Hi all! I’ve finally decided (and actively trying) to quit smoking. Im wearing patches which are really helping!
I must say that im finding today ultra hard! I dont feel like socialising or being around people (avoiding triggers) and my mood is so foul. I still dont want a cigarette though because i cant let 2 days go to waste!
Im avoiding a family gathering tonight because im serious about quitting and avoiding temptation.
Please tell me it gets easier! Please tell me its worth it!
The thought of quitting, and knowing I need to quit for so many reasons is making me want to smoke more! It’s like I’m so disappointed in myself that when I have the ‘I need to quit smoking’ battle in my head, I go light a smoke.
I sit there, I think about people who have achieved goals and I think to myself, I can’t even achieve 1 goal - quitting smoking. Right there is when the disappointment sinks in, and I have a smoke. I think about the mother I could be without smoking and I wonder who I even am without smoking. Sounds crazy?! There are people who wake up one day and just quit. Then here’s me.
I think about loved ones I have lost with cancer battles who were young, healthy, smoke and alcohol free and I wonder what’s the point? My grandmother died of lung cancer and never touched a cigarette or alcohol in her life. She’s just 1 of 3 people I know. But I know smoking is wrong! And I need to stop, and it’s horrible expensive and could kill me. Although it may not cause ME cancer it does affect many things e.g my teeth, my heart yet I still battle with myself everyday.
I getting tired of nagging myself and I am getting tired of the anxious person I am in general without a cigarette. I want to achieve smoking and I want to achieve a goal for once.

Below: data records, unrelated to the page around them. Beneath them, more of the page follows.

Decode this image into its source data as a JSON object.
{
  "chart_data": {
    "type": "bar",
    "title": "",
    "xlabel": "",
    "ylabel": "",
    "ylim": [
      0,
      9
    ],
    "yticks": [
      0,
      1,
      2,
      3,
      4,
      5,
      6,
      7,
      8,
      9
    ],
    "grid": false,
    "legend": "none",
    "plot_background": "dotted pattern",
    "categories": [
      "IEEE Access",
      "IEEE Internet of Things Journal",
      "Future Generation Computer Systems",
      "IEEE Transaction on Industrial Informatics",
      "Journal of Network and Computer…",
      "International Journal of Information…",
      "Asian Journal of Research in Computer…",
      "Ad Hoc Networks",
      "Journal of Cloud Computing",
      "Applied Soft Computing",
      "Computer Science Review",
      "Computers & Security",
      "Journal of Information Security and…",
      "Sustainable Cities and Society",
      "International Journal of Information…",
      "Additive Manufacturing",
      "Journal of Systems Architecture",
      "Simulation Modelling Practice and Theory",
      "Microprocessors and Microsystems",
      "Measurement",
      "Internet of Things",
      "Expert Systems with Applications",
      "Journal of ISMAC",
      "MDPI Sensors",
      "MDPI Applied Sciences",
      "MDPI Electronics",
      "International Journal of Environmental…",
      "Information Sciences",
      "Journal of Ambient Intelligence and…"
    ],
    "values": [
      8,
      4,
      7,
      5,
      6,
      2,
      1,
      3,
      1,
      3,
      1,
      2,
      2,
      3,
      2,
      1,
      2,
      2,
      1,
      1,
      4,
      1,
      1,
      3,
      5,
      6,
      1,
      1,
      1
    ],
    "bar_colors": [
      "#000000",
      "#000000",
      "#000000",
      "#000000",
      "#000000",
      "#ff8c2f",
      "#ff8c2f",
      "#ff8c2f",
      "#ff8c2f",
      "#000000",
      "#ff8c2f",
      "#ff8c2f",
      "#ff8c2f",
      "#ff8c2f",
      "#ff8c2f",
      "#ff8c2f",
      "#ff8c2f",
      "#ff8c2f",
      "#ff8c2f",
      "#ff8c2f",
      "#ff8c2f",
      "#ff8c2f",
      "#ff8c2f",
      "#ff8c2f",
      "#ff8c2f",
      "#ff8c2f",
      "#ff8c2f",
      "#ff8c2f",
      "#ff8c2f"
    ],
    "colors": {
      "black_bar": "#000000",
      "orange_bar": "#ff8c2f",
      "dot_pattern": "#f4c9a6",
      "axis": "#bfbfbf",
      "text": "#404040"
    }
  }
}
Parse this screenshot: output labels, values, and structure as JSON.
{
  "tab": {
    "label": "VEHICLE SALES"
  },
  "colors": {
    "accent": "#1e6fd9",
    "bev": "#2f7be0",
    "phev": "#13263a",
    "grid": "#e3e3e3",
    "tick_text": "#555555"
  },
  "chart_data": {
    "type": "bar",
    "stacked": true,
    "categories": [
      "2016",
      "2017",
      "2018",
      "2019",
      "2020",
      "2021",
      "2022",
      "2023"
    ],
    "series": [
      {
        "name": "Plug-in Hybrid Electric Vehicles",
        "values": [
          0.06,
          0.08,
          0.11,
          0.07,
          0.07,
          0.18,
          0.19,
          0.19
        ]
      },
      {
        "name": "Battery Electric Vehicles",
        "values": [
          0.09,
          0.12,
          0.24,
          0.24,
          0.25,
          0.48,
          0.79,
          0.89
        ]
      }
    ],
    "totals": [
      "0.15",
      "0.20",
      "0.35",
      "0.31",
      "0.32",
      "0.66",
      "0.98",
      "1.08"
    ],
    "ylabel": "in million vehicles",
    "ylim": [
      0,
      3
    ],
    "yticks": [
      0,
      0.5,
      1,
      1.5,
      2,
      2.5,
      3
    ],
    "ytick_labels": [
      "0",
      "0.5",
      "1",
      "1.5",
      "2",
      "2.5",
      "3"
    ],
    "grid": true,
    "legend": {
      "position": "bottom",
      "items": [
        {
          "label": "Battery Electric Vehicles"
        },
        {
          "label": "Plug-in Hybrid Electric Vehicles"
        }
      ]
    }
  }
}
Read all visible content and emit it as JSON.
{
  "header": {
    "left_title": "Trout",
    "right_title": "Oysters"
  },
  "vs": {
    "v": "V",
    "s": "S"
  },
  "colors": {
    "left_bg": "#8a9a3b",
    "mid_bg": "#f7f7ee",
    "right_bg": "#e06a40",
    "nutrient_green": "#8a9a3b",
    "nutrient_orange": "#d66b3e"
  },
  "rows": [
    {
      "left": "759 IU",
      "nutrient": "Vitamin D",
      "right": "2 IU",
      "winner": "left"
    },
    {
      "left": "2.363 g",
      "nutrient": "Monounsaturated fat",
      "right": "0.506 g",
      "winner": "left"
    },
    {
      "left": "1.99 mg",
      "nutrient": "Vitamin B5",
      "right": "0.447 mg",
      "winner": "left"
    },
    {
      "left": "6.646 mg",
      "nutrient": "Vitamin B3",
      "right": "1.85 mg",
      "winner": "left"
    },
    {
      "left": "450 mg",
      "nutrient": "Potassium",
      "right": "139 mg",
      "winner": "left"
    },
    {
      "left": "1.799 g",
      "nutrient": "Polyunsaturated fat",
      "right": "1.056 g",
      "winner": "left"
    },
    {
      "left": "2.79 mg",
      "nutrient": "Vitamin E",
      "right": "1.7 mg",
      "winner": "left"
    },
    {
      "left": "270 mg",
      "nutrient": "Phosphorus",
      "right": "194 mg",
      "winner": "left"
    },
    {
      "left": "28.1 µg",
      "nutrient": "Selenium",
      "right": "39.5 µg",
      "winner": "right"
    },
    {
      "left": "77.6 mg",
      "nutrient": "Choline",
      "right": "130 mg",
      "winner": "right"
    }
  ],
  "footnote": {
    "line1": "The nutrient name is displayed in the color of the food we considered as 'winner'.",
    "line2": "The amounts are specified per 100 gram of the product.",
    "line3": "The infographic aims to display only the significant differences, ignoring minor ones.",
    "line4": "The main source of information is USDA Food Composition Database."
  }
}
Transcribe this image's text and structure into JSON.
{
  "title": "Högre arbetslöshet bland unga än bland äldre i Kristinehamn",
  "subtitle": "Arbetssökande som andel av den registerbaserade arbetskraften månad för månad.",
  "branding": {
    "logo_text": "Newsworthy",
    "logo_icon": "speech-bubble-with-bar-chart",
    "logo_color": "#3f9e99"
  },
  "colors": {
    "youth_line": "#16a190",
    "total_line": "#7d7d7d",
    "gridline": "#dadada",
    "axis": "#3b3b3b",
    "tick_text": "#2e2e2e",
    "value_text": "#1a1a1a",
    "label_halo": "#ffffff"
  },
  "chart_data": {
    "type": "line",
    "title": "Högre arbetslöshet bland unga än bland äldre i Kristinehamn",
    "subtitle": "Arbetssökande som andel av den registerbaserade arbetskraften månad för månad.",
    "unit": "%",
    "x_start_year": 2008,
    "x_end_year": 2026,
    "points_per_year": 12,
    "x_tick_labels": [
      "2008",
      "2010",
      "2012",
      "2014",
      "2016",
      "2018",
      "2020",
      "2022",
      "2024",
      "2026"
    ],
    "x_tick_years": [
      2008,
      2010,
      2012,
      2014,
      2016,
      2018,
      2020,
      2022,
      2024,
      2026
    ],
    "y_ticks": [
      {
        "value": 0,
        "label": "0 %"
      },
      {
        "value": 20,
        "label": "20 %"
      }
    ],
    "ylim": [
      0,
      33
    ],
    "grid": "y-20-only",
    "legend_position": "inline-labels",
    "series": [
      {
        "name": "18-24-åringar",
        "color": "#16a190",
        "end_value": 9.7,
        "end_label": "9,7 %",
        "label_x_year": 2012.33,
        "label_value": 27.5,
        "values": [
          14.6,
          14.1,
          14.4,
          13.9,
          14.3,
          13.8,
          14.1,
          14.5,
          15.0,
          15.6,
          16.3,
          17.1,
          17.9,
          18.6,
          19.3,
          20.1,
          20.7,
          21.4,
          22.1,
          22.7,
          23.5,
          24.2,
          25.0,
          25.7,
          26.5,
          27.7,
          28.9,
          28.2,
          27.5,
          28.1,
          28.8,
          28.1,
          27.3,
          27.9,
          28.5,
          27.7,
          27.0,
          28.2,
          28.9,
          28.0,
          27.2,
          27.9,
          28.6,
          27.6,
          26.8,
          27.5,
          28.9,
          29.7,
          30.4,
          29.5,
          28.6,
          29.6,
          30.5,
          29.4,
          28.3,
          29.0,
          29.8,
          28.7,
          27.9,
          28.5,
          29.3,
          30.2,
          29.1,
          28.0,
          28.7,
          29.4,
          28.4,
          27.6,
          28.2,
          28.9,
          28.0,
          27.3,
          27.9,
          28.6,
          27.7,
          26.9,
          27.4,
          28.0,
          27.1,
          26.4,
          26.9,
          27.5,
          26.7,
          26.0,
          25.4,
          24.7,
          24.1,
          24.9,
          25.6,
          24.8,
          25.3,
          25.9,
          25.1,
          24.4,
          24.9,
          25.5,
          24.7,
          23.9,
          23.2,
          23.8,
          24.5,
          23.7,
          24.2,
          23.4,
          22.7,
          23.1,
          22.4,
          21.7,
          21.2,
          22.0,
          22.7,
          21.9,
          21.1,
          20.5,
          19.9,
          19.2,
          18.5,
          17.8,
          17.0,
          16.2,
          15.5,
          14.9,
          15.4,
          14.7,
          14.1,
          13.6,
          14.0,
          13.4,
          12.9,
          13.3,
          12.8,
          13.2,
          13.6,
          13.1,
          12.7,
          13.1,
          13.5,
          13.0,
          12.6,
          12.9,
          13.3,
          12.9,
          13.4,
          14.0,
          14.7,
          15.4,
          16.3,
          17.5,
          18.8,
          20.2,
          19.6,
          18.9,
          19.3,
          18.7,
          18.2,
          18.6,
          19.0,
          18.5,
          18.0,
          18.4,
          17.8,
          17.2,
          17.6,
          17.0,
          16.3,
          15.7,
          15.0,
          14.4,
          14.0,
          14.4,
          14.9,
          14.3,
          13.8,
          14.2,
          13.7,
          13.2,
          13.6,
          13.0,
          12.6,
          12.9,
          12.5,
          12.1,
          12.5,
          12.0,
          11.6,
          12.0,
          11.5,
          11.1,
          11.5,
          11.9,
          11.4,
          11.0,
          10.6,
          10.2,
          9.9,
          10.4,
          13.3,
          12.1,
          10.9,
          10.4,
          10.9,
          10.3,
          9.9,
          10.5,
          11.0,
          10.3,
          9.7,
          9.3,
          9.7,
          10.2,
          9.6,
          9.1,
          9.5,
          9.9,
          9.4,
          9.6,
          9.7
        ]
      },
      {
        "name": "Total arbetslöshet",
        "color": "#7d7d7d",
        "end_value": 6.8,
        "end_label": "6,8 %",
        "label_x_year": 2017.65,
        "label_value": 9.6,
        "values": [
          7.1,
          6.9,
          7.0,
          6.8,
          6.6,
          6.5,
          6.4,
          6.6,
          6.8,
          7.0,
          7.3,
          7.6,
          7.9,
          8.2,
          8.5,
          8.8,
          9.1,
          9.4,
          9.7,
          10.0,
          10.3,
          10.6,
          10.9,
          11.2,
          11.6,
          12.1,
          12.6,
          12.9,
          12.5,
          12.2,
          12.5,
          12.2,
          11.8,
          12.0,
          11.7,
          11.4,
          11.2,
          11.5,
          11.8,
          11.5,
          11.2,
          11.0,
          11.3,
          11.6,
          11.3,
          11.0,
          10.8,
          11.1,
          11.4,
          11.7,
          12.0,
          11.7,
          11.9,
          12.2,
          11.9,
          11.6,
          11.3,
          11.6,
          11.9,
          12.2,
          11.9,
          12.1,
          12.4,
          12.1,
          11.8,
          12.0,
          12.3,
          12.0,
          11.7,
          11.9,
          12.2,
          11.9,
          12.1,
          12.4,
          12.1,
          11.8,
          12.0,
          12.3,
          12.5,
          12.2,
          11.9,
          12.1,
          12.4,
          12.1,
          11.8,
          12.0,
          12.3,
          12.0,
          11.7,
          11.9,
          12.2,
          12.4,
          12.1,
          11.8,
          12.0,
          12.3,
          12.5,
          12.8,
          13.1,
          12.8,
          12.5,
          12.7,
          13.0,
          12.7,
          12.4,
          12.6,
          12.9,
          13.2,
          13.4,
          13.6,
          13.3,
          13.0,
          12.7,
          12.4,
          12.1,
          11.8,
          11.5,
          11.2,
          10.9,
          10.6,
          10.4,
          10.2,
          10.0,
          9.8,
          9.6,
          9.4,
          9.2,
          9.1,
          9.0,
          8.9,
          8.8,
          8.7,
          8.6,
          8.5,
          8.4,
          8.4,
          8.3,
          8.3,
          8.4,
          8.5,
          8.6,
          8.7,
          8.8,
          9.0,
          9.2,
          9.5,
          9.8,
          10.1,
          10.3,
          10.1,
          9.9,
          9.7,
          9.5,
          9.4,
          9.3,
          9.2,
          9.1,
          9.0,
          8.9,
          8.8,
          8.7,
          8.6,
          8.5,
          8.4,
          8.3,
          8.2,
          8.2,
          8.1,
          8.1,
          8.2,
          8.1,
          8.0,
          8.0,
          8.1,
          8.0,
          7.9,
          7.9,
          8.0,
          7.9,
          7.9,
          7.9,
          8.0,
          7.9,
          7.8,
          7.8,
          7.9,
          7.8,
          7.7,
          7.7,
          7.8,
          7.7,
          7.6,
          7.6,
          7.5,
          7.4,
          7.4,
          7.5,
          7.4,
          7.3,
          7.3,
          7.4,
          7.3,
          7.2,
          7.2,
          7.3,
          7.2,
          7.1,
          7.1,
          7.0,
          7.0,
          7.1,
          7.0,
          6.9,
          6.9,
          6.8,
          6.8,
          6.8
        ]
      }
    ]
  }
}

Hi all, here I am again trying to quit AGAIN. I am determined this time as I am pregnant (early stages) with my second child and I feel so guilty every time I light a cigarette! I know it’s wrong, and it’s harmful, and I feel very selfish but I am finding it hard to quit. I smoked with my first pregnancy but cut down, and still I feel bad for that. I don’t want to be the mother of 2 who is a smoker and my kids will be watching me. No judgement please. I’d appreciate words of motivation! Also I’m scared of going back to smoking once baby is born (due to stress of 2 kids) and I really really hope I am strong enough for the sake of my children to not let smoking over take me! Thank you.
I am new here, and I have smoked for 11 years. I have never tried to quit, as I enjoyed it that much but in the last two weeks I have become paranoid about my health, and this morning I pulled down my bottom lip and took a look at my gums. To my disgust, they are black! I am so ready to quit, at least give a go and a good go. So here I am!